У нас много спорят по частному аспекту. Пора расширить пространство проговаривания. Думаю, почти все чувствуют, что с конца 50-х годов начался новый период жизненного цикла СССР. После смерти Сталина это все прочувствовали, даже школьники 7 класса. Учителя приходили заплаканные, и мы понимали – это вовсе не из-за культа личности. Все покатилось по другой дороге, и тревогу вызывала неопределенность. А уже в 8 классе произошел необъяснимый раскол – выделилась группа стиляг, и всем пришлось об этом думать. До этого все были «одинаковыми» по главным установкам. Ушло единомыслие и возникло много малых групп с разными инакомыслиями (политикой пока не увлекались).
Сейчас, смотря на споры о роли марксизма, культурной травмы и предательства, я считаю, что надо вспомнить, как во время инкубационного периода 1955-1985 гг. произошла дезинтеграция советского общества и появились уже крупные и влиятельные общности, которые вызрели и произвели перестройку (активно и пассивно).
Что касается марксизма, то тогда он непосредственно на массовое сознание не влиял. Он превратился в «антисоветский марксизм» в среде шестидесятников и гуманитариев позже и сыграл свою роль в 70-80-е годы – дал идеологию, «похожую на науку». Но этот марксизм использовали уже возникшие «секты», они получили язык и стиль. А также он блокировал развитие обществоведение, в котором возникали полезные очаги с методологией, близкой к научной. Однако мой тезис в том, что взрывное возникновение множества групп с разными когнитивными структурами создало ситуацию для политической системы реальной невозможности пересобрать новое население в общество и нацию – старая партийно-государственная машина не могла ни понять, ни предвидеть, ни выработать новые технологии. А молодое образованное поколение номенклатуры было уже могильщиком СССР (кто-то активно, большинство пассивно).

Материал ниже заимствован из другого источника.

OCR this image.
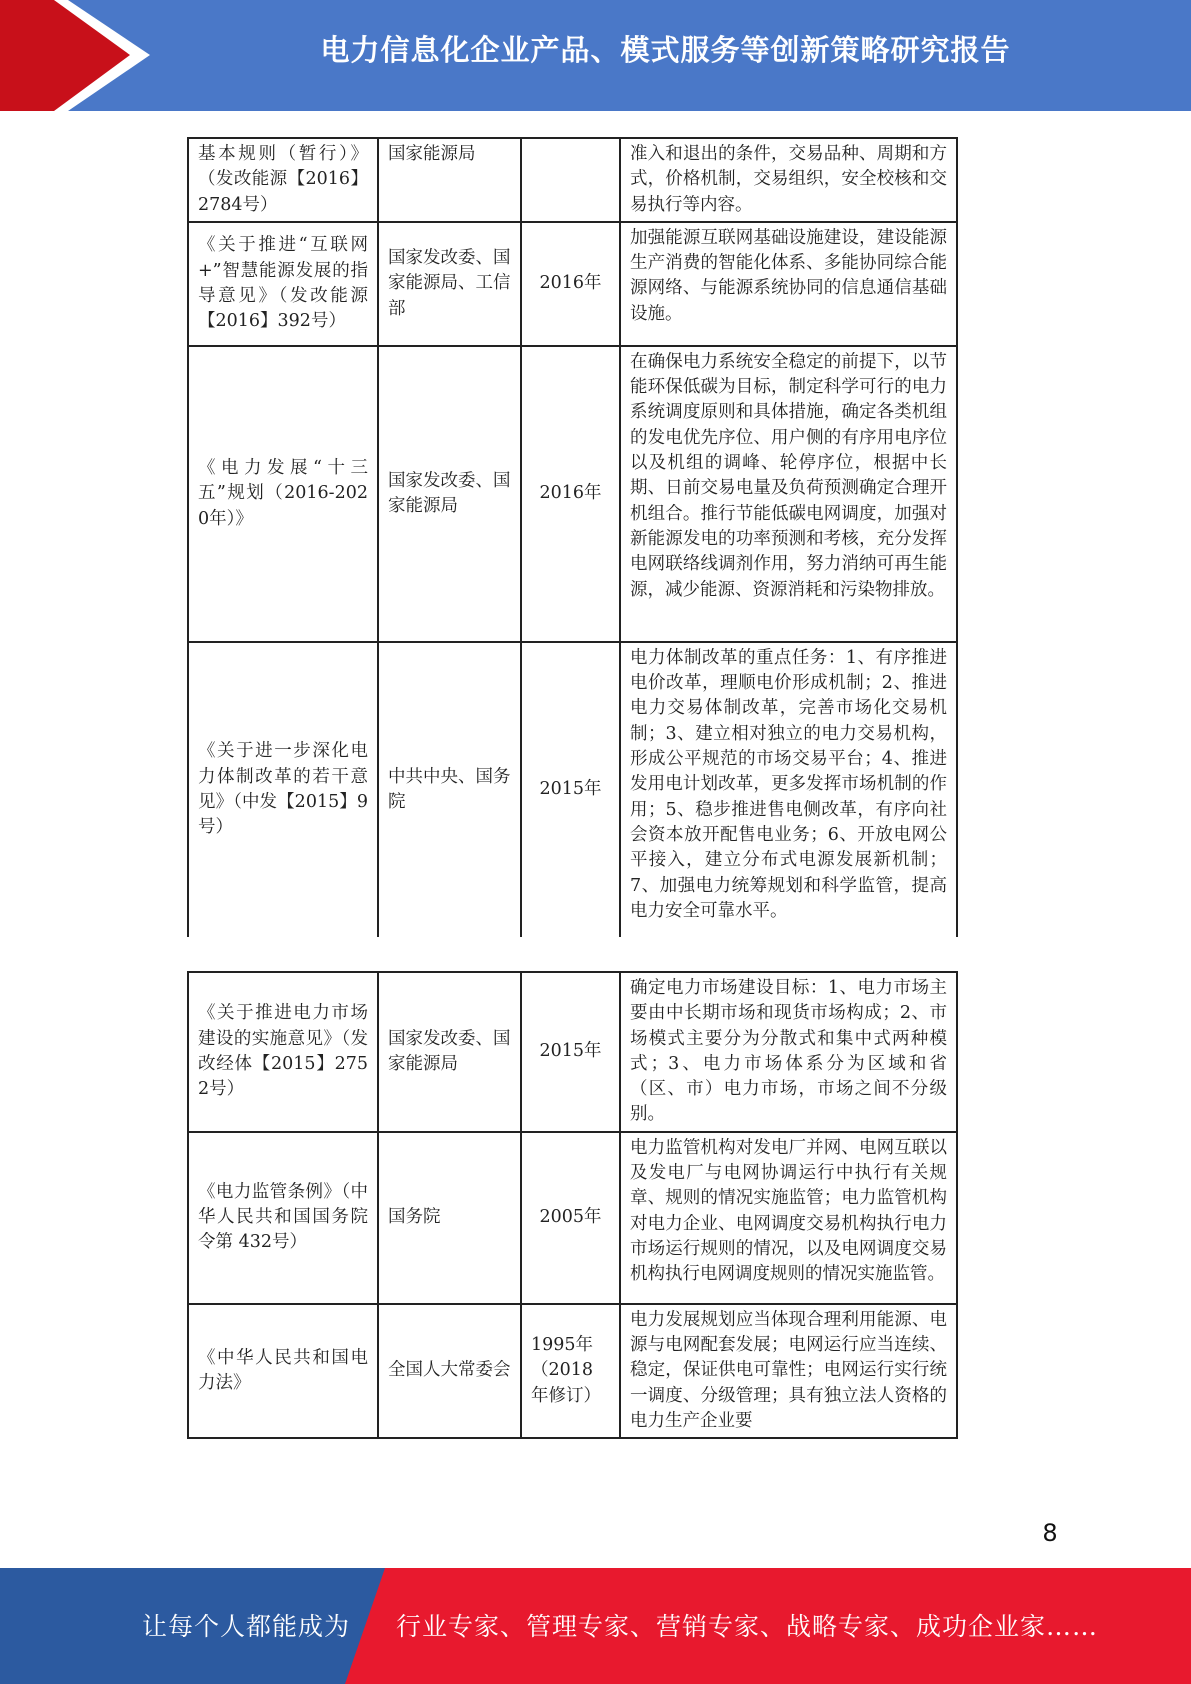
电力信息化企业产品、模式服务等创新策略研究报告
基本规则（暂行）》（发改能源【2016】2784号）	国家能源局		准入和退出的条件，交易品种、周期和方式，价格机制，交易组织，安全校核和交易执行等内容。
《关于推进“互联网+”智慧能源发展的指导意见》（发改能源【2016】392号）	国家发改委、国家能源局、工信部	2016年	加强能源互联网基础设施建设，建设能源生产消费的智能化体系、多能协同综合能源网络、与能源系统协同的信息通信基础设施。
《电力发展“十三五”规划（2016-2020年）》	国家发改委、国家能源局	2016年	在确保电力系统安全稳定的前提下，以节能环保低碳为目标，制定科学可行的电力系统调度原则和具体措施，确定各类机组的发电优先序位、用户侧的有序用电序位以及机组的调峰、轮停序位，根据中长期、日前交易电量及负荷预测确定合理开机组合。推行节能低碳电网调度，加强对新能源发电的功率预测和考核，充分发挥电网联络线调剂作用，努力消纳可再生能源，减少能源、资源消耗和污染物排放。
《关于进一步深化电力体制改革的若干意见》（中发【2015】9号）	中共中央、国务院	2015年	电力体制改革的重点任务：1、有序推进电价改革，理顺电价形成机制；2、推进电力交易体制改革，完善市场化交易机制；3、建立相对独立的电力交易机构，形成公平规范的市场交易平台；4、推进发用电计划改革，更多发挥市场机制的作用；5、稳步推进售电侧改革，有序向社会资本放开配售电业务；6、开放电网公平接入，建立分布式电源发展新机制；7、加强电力统筹规划和科学监管，提高电力安全可靠水平。
《关于推进电力市场建设的实施意见》（发改经体【2015】2752号）	国家发改委、国家能源局	2015年	确定电力市场建设目标：1、电力市场主要由中长期市场和现货市场构成；2、市场模式主要分为分散式和集中式两种模式；3、电力市场体系分为区域和省（区、市）电力市场，市场之间不分级别。
《电力监管条例》（中华人民共和国国务院令第 432号）	国务院	2005年	电力监管机构对发电厂并网、电网互联以及发电厂与电网协调运行中执行有关规章、规则的情况实施监管；电力监管机构对电力企业、电网调度交易机构执行电力市场运行规则的情况，以及电网调度交易机构执行电网调度规则的情况实施监管。
《中华人民共和国电力法》	全国人大常委会	1995年（2018年修订）	电力发展规划应当体现合理利用能源、电源与电网配套发展；电网运行应当连续、稳定，保证供电可靠性；电网运行实行统一调度、分级管理；具有独立法人资格的电力生产企业要
8
让每个人都能成为 行业专家、管理专家、营销专家、战略专家、成功企业家……
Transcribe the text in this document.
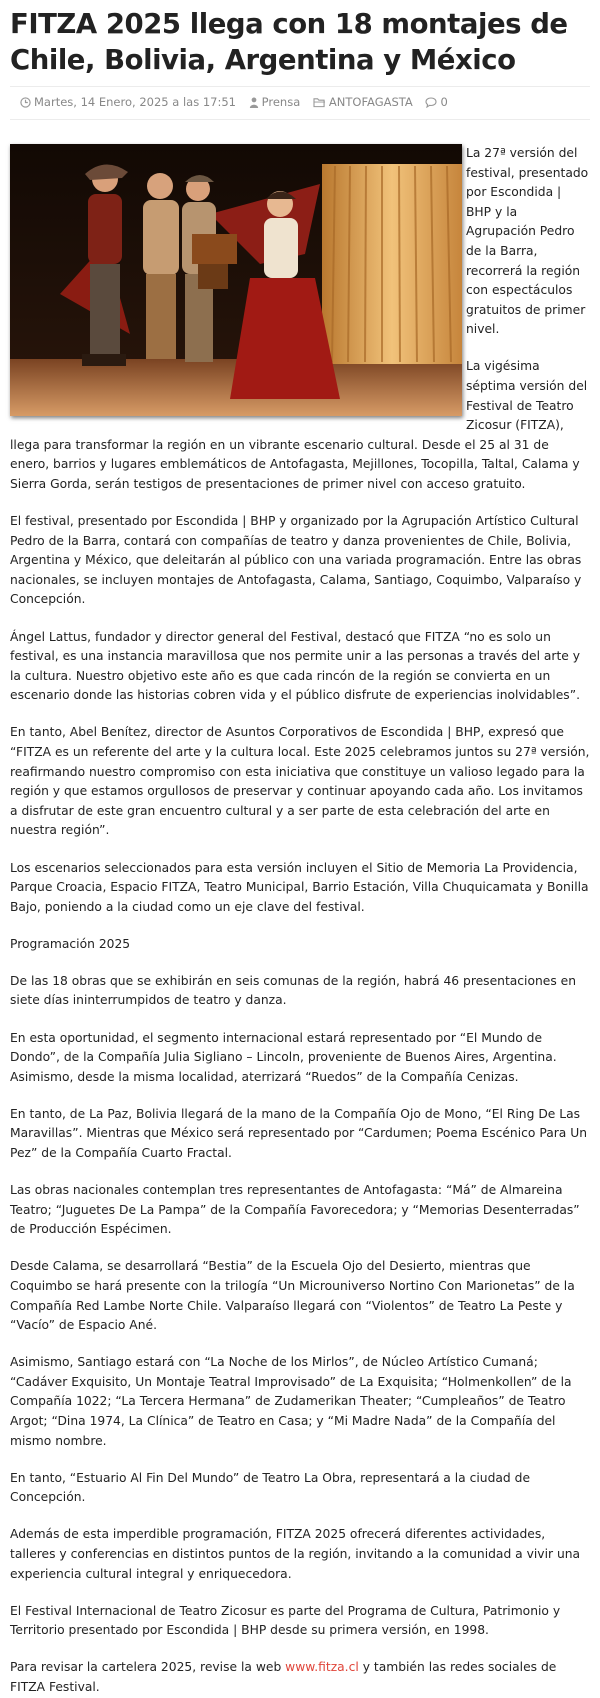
FITZA 2025 llega con 18 montajes de Chile, Bolivia, Argentina y México
Martes, 14 Enero, 2025 a las 17:51 Prensa ANTOFAGASTA 0

La 27ª versión del festival, presentado por Escondida | BHP y la Agrupación Pedro de la Barra, recorrerá la región con espectáculos gratuitos de primer nivel.

La vigésima séptima versión del Festival de Teatro Zicosur (FITZA), llega para transformar la región en un vibrante escenario cultural. Desde el 25 al 31 de enero, barrios y lugares emblemáticos de Antofagasta, Mejillones, Tocopilla, Taltal, Calama y Sierra Gorda, serán testigos de presentaciones de primer nivel con acceso gratuito.

El festival, presentado por Escondida | BHP y organizado por la Agrupación Artístico Cultural Pedro de la Barra, contará con compañías de teatro y danza provenientes de Chile, Bolivia, Argentina y México, que deleitarán al público con una variada programación. Entre las obras nacionales, se incluyen montajes de Antofagasta, Calama, Santiago, Coquimbo, Valparaíso y Concepción.

Ángel Lattus, fundador y director general del Festival, destacó que FITZA “no es solo un festival, es una instancia maravillosa que nos permite unir a las personas a través del arte y la cultura. Nuestro objetivo este año es que cada rincón de la región se convierta en un escenario donde las historias cobren vida y el público disfrute de experiencias inolvidables”.

En tanto, Abel Benítez, director de Asuntos Corporativos de Escondida | BHP, expresó que “FITZA es un referente del arte y la cultura local. Este 2025 celebramos juntos su 27ª versión, reafirmando nuestro compromiso con esta iniciativa que constituye un valioso legado para la región y que estamos orgullosos de preservar y continuar apoyando cada año. Los invitamos a disfrutar de este gran encuentro cultural y a ser parte de esta celebración del arte en nuestra región”.

Los escenarios seleccionados para esta versión incluyen el Sitio de Memoria La Providencia, Parque Croacia, Espacio FITZA, Teatro Municipal, Barrio Estación, Villa Chuquicamata y Bonilla Bajo, poniendo a la ciudad como un eje clave del festival.

Programación 2025

De las 18 obras que se exhibirán en seis comunas de la región, habrá 46 presentaciones en siete días ininterrumpidos de teatro y danza.

En esta oportunidad, el segmento internacional estará representado por “El Mundo de Dondo”, de la Compañía Julia Sigliano – Lincoln, proveniente de Buenos Aires, Argentina. Asimismo, desde la misma localidad, aterrizará “Ruedos” de la Compañía Cenizas.

En tanto, de La Paz, Bolivia llegará de la mano de la Compañía Ojo de Mono, “El Ring De Las Maravillas”. Mientras que México será representado por “Cardumen; Poema Escénico Para Un Pez” de la Compañía Cuarto Fractal.

Las obras nacionales contemplan tres representantes de Antofagasta: “Má” de Almareina Teatro; “Juguetes De La Pampa” de la Compañía Favorecedora; y “Memorias Desenterradas” de Producción Espécimen.

Desde Calama, se desarrollará “Bestia” de la Escuela Ojo del Desierto, mientras que Coquimbo se hará presente con la trilogía “Un Microuniverso Nortino Con Marionetas” de la Compañía Red Lambe Norte Chile. Valparaíso llegará con “Violentos” de Teatro La Peste y “Vacío” de Espacio Ané.

Asimismo, Santiago estará con “La Noche de los Mirlos”, de Núcleo Artístico Cumaná; “Cadáver Exquisito, Un Montaje Teatral Improvisado” de La Exquisita; “Holmenkollen” de la Compañía 1022; “La Tercera Hermana” de Zudamerikan Theater; “Cumpleaños” de Teatro Argot; “Dina 1974, La Clínica” de Teatro en Casa; y “Mi Madre Nada” de la Compañía del mismo nombre.

En tanto, “Estuario Al Fin Del Mundo” de Teatro La Obra, representará a la ciudad de Concepción.

Además de esta imperdible programación, FITZA 2025 ofrecerá diferentes actividades, talleres y conferencias en distintos puntos de la región, invitando a la comunidad a vivir una experiencia cultural integral y enriquecedora.

El Festival Internacional de Teatro Zicosur es parte del Programa de Cultura, Patrimonio y Territorio presentado por Escondida | BHP desde su primera versión, en 1998.

Para revisar la cartelera 2025, revise la web www.fitza.cl y también las redes sociales de FITZA Festival.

И на Западе, и у нас пишут, что возникновение в СССР разных течений диссидентов было вызвано перепроизводством интеллигенции. Я считаю, что это ошибка. Дело не в количестве, а в то, что любая общность в момент становления обладает особые качествами (активностью, творчеством, бунтарством и пр.). В конце ХIХ в. в России интеллигенции было мало, но она стала «дрожжами» всей России. А молодая послевоенная интеллигенция была иной общностью, нежели старой российской и первой советской интеллигенцией. Война оказалась разрывом непрерывности.
Поэтому я считаю плодотворным подход, который начал, но не успел Вебер, заметки которого собрал Московичи. Напомню фразу из предисловия этой книжки: он в своей модели общества «на первый план выдвигает его динамические, а не статические, структурные, свойства. Общество по Московичи – это система динамичных отношений, нечто текучее, непрерывно изменяющееся и потому сопоставимое с психикой, с динамизмом страстей и верований, составляющих суть душевной жизни реального человека». Для этого подхода важна и концепция культурной травмы, и аллегория Вебера.
Он называл эти общности in statu nascendi (т.е. в состоянии возникновения). Как, например, атомарный кислород или хлор – in statu nascendi. Огромная активность! А об общностях сказано, что они «не осуществляются обычными общественными и историческими путями и отличаются от вспышек и изменений, которые имеют место в устоявшемся обществе… Здесь возникает нечто “совершенно другое”, несоизмеримое по своей природе с тем, что существовало раньше; нечто, перед которым люди отступают, охваченные страхом». Это и произошло в СССР: и в социальных группах, и в культурных и этнических. Исходя из этого можно создать модель кризиса и его преодоления.